Publishers have been offered a seriously raw deal in the war over content on the internet. Linking to another site is free, and there are few revenue sharing agreements between publishers and technology companies. Supported throughout the development of the internet by leading companies like Yahoo, Google, and Facebook, what might be termed the American model of content has largely won out throughout the world.
The results for publishers have been bleak. Despite some limited success with paywalls at a handful of top newspapers and a couple of exceptional startups, traditional business models have largely failed to translate into the digital world. The future looks even more challenging, with increased competition for eyeballs with the exponential growth of content as well as the flatlining growth of internet users in the developed world.
It shouldn’t surprise anyone that publishers are striking back.
Their most notable success so far has been in Spain, where the local publishing industry got what appeared to be a lifeline in the form of a new law that compelled news publishers to charge for snippets of their stories when they are used by companies like Google. The search company’s response to the law was to announce that it intended to shut down its Google News product in Spain, which it completed earlier this week.
Reading the tech press, you will be forgiven for thinking that Google is a weak child fighting the supremely powerful and profitable publishing industry. The reality, of course, is entirely the opposite.
On their surface, these sorts of policies, which publishers have also advocated in Germany, seem ridiculous to the technologists inhabiting Silicon Valley. Charging for snippets and setting up payments between technology companies and publishers is looking backward, an attempt to prop up a dying industry. Far better to invent new and untested publishing technologies (Bitcoin micropayments!) and rebuild the industry from the ground up.
Unsurprisingly, these disruptions have led to tech companies keeping all the power for themselves, and forcing the revenue of content to zero. Just take Google News, which is the epitome of the problem. One of Google’s arguments against the Spanish law was that the portal makes no revenues, since the company doesn’t place ads on the portal page.
There are two flaws with that reasoning. First, Google obviously makes revenues from the site – there is a search bar right at the top of the site where the company places its search ads (aka the majority of revenue for Google).
But even more pernicious is the opportunity cost of a portal like Google News for publishers. Consumers have several “daily habits,” as Marissa Mayer, the CEO of Yahoo and former Google search executive, likes to point out. One of those daily habits is checking the news, often several times a day. Google News is a free product with no advertising, aggregating snippets from other sites using algorithms to create a front page for the web that almost no publisher can hope to compete with. The company employs no writers or editors for the site, but relies on that talent from publishers. In fact, it even has the audacity to ask publishers to select “Editors’ Picks” – uncompensated of course.
The response is always the same. “Yes, but Google News is referring viewers to those publishers!” That is the American model, where we avoid payments around content but instead compensate websites by offering them referral traffic. Yet, we have enough experience with this model to know that it is as valuable as Monopoly money for publishers.
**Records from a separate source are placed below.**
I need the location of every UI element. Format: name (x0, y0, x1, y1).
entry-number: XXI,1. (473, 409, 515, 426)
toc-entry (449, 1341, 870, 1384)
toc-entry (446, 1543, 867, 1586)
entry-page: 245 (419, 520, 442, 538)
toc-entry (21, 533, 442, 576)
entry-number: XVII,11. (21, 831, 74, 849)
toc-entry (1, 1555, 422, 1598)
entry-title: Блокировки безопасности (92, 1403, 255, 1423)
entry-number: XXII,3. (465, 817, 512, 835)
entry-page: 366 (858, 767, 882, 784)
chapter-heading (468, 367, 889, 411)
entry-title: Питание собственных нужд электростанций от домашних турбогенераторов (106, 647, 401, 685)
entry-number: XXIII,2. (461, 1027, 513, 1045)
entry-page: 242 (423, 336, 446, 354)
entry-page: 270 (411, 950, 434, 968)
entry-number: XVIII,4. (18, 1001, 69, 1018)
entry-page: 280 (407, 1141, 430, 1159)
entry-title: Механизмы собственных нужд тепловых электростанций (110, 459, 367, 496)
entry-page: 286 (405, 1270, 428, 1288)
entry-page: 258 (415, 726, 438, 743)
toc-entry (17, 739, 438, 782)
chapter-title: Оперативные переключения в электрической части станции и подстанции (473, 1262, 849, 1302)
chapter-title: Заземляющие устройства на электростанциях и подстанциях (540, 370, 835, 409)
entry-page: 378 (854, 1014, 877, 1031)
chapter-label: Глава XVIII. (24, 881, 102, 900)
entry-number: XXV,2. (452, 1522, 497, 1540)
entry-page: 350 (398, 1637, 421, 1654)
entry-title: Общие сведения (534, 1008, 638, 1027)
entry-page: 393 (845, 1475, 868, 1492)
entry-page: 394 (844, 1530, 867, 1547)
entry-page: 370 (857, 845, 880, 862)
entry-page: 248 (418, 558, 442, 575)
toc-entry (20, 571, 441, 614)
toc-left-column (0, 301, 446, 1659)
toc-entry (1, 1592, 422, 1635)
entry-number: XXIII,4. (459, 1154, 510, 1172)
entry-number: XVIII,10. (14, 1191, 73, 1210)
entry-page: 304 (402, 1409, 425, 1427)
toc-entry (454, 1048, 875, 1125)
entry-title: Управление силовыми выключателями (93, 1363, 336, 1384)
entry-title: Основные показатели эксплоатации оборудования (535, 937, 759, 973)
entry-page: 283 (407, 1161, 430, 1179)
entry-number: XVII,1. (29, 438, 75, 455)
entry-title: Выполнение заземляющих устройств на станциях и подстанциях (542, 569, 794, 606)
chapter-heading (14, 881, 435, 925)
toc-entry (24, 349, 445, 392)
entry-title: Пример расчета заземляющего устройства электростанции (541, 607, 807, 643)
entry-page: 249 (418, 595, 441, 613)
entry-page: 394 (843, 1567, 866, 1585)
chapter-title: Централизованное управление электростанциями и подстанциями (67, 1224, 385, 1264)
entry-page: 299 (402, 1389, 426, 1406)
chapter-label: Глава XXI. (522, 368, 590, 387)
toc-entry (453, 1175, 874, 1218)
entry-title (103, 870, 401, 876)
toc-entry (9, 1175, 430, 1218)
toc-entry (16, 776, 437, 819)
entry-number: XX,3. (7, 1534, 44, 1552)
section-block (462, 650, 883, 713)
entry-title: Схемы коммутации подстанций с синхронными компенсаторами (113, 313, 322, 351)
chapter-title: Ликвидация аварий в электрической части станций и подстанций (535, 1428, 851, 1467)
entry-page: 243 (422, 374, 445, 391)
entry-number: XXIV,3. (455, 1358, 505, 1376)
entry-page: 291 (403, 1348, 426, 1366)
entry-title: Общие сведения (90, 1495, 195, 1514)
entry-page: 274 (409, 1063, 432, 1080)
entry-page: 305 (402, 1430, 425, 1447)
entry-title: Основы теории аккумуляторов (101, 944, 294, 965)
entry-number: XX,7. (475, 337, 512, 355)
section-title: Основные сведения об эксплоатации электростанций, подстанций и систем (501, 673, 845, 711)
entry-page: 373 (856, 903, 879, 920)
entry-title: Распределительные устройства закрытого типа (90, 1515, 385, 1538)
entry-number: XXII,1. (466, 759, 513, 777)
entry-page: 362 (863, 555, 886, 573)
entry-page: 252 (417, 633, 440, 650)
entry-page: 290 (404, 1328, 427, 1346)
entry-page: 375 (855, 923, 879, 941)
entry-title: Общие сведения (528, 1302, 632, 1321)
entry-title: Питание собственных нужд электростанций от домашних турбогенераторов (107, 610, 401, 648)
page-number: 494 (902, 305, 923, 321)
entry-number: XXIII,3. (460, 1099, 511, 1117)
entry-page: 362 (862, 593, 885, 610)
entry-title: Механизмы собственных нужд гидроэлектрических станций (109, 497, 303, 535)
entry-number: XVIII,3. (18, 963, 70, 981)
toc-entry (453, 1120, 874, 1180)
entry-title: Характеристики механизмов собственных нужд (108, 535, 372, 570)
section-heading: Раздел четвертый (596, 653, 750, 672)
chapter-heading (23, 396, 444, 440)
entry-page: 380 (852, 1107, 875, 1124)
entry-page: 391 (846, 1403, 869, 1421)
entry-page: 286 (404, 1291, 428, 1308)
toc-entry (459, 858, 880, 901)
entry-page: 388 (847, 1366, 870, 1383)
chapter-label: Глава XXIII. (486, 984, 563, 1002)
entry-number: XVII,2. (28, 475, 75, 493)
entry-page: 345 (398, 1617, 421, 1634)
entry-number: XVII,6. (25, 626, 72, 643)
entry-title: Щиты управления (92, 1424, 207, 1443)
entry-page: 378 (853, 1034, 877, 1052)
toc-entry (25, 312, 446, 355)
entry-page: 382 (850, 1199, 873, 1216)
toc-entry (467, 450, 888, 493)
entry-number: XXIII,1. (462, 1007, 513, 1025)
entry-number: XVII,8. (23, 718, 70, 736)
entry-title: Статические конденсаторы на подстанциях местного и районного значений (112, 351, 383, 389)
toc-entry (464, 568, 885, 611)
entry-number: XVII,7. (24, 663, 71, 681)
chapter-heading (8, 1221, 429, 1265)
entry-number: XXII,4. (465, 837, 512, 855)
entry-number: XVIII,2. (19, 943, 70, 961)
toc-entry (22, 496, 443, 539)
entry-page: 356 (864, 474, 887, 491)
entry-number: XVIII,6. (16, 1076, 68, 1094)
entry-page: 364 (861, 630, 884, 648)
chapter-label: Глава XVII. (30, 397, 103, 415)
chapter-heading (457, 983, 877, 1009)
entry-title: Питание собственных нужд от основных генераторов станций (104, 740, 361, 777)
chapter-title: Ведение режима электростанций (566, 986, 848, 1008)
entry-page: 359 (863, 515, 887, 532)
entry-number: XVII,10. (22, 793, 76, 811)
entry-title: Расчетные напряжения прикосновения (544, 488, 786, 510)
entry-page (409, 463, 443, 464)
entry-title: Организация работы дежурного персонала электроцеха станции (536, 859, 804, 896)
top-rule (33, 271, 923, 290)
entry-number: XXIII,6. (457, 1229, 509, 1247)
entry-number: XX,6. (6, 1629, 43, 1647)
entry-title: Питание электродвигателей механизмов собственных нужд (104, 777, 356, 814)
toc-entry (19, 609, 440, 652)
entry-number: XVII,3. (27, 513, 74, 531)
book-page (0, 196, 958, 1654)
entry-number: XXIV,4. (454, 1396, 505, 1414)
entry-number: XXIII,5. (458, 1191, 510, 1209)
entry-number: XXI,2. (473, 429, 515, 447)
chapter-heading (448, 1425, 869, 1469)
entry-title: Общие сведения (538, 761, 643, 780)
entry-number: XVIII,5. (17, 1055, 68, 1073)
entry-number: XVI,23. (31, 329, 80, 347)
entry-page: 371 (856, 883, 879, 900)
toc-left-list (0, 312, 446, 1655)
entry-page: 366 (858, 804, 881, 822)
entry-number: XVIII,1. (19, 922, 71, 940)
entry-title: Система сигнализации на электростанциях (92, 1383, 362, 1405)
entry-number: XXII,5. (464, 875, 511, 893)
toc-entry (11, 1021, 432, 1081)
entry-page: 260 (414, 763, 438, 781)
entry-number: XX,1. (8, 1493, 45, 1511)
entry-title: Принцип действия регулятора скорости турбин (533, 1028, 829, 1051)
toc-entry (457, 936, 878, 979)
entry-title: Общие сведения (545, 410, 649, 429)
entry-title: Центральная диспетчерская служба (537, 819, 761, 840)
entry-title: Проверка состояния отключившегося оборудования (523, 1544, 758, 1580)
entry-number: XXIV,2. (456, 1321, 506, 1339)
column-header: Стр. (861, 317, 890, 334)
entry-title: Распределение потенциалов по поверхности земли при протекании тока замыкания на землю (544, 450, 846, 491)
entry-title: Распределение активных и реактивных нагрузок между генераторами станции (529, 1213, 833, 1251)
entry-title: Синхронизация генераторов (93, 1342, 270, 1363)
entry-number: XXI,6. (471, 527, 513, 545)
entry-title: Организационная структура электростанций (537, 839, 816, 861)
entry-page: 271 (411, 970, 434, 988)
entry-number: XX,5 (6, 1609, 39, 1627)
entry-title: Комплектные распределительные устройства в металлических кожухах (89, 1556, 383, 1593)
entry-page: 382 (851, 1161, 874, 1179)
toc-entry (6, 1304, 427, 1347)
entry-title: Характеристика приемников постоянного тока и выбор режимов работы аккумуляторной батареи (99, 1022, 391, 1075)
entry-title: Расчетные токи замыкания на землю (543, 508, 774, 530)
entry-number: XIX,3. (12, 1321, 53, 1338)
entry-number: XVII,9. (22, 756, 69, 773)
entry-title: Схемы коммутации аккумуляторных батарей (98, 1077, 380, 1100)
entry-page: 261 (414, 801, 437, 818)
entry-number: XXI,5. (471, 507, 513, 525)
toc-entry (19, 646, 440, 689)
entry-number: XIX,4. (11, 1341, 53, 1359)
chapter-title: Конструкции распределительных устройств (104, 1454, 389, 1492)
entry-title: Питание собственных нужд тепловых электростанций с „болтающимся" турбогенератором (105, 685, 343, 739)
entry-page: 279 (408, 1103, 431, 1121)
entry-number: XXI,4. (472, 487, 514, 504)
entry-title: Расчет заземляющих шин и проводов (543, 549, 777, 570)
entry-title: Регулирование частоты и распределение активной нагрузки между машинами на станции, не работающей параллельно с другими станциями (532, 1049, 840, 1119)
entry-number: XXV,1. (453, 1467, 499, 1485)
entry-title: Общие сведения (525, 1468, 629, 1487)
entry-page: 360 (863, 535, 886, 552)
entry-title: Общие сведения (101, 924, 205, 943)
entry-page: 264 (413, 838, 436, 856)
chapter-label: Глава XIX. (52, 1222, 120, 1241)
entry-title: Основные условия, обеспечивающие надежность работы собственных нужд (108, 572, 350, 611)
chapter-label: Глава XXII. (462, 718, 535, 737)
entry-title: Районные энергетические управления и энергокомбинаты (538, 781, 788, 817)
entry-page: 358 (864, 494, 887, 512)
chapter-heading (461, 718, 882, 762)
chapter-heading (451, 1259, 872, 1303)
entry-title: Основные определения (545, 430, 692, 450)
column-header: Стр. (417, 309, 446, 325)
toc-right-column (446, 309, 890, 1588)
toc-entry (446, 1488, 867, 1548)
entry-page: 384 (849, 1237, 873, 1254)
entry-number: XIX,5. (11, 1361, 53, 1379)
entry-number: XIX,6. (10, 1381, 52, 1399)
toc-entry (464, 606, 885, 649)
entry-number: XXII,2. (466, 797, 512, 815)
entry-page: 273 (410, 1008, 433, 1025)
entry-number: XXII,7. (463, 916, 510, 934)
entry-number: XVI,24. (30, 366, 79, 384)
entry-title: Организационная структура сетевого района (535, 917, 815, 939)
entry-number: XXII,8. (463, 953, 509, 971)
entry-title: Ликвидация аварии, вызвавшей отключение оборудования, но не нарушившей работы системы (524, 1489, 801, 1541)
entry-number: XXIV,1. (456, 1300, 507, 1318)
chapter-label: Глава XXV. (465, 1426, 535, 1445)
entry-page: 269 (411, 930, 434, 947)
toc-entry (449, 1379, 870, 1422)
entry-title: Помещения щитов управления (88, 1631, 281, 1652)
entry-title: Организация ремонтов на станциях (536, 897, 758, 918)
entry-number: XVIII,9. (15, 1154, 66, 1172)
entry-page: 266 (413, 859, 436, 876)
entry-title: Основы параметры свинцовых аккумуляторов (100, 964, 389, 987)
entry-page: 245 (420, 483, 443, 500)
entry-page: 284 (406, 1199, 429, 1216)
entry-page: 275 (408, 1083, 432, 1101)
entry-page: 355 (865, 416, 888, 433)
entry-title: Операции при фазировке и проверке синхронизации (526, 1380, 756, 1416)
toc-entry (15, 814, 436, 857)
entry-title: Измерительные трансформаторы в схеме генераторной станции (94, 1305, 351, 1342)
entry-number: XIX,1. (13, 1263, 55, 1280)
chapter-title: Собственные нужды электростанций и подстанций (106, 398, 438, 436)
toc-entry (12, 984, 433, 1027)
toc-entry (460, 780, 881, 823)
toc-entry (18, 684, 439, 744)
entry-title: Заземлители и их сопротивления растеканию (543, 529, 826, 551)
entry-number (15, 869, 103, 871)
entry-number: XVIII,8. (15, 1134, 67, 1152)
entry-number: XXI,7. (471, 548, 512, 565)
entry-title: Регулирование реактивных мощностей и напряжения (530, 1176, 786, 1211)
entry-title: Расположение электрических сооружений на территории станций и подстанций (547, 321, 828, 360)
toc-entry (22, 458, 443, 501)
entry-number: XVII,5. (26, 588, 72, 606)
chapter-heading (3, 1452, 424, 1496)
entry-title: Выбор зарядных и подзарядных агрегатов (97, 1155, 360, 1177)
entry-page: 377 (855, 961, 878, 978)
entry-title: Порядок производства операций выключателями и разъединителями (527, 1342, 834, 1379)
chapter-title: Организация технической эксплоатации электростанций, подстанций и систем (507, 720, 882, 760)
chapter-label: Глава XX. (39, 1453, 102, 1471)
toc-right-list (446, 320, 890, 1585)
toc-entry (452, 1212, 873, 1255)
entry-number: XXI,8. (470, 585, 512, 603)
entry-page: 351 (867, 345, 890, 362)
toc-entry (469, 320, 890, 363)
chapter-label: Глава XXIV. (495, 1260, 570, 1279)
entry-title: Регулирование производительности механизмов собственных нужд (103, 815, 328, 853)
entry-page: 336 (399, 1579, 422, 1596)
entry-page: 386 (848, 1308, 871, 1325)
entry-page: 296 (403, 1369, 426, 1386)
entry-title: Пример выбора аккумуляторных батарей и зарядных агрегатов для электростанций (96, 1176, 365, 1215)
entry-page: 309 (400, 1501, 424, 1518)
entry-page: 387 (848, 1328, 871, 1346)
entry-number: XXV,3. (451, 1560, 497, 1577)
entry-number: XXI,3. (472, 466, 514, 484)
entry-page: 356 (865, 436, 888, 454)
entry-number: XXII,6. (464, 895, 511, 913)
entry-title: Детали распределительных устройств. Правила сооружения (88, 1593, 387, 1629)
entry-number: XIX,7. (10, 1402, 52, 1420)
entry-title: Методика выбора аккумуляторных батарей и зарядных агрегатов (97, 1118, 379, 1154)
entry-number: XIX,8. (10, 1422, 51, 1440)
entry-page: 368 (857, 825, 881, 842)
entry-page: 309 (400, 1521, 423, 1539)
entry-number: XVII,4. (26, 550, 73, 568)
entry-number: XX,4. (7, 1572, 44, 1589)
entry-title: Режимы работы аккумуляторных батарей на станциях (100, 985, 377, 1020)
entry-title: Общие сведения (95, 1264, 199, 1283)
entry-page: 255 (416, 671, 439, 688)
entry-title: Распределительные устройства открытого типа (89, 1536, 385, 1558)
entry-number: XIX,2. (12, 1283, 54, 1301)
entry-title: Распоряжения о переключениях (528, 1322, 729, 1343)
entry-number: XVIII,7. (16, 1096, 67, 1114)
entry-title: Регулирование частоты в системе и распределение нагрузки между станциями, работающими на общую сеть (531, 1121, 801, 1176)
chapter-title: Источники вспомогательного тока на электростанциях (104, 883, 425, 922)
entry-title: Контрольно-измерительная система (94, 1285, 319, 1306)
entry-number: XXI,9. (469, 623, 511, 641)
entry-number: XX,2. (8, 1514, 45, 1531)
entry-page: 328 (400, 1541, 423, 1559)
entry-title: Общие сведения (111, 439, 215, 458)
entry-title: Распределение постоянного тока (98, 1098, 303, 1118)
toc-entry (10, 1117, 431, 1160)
Referral traffic doesn’t work for publishers for the same reason the internet hasn’t worked for publishers: there are still no business models for publishers that can compensate companies for producing high-quality content. That includes traditional models like advertising and subscriptions as well as Silicon Valley novelties like crowdfunding journalists, native advertising, and Bitcoin micropayments.
But even worse, referrals are hardly voluntary. They are an important source of power for technology companies, forcing publishers to do their bidding lest they risk losing some of that almighty firehose of traffic. Publishing executives may not be able to monetize that traffic, but they are almost certainly held accountable for their traffic numbers. Someone has to make all of those headlines ready for algorithms to consume, and it never is the technology company. As the Romans might say, beware of Google bearing gifts.
Interestingly, the number one referrer for traffic, Facebook, seems to have taken a markedly different attitude toward its relationship with publishers. The social network has consistently stressed their desire to fill their news feed with higher quality content, and the company has responded by offering better tools to publishers to get their articles targeted to the right readers.
Diverging from Google’s approach though, the company also could potentially host content from publishers right inside the Facebook app, while offering some sort of revenue sharing agreement. That may be just another way to seize power from publishers, but at least Facebook seems both willing to admit its readers appreciate good content and that it is willing to provide the tools and revenues for publishers to produce that kind of content.
As the world wide web heads into its third decade, it is time to take stock of what has happened to the publishing industry. It has been gruesome for the bottom line, but it has been a godsend when it comes to audience development. It’s time for the leading tech companies to seek out better models that will protect great content, and may very well help their own bottom lines as well.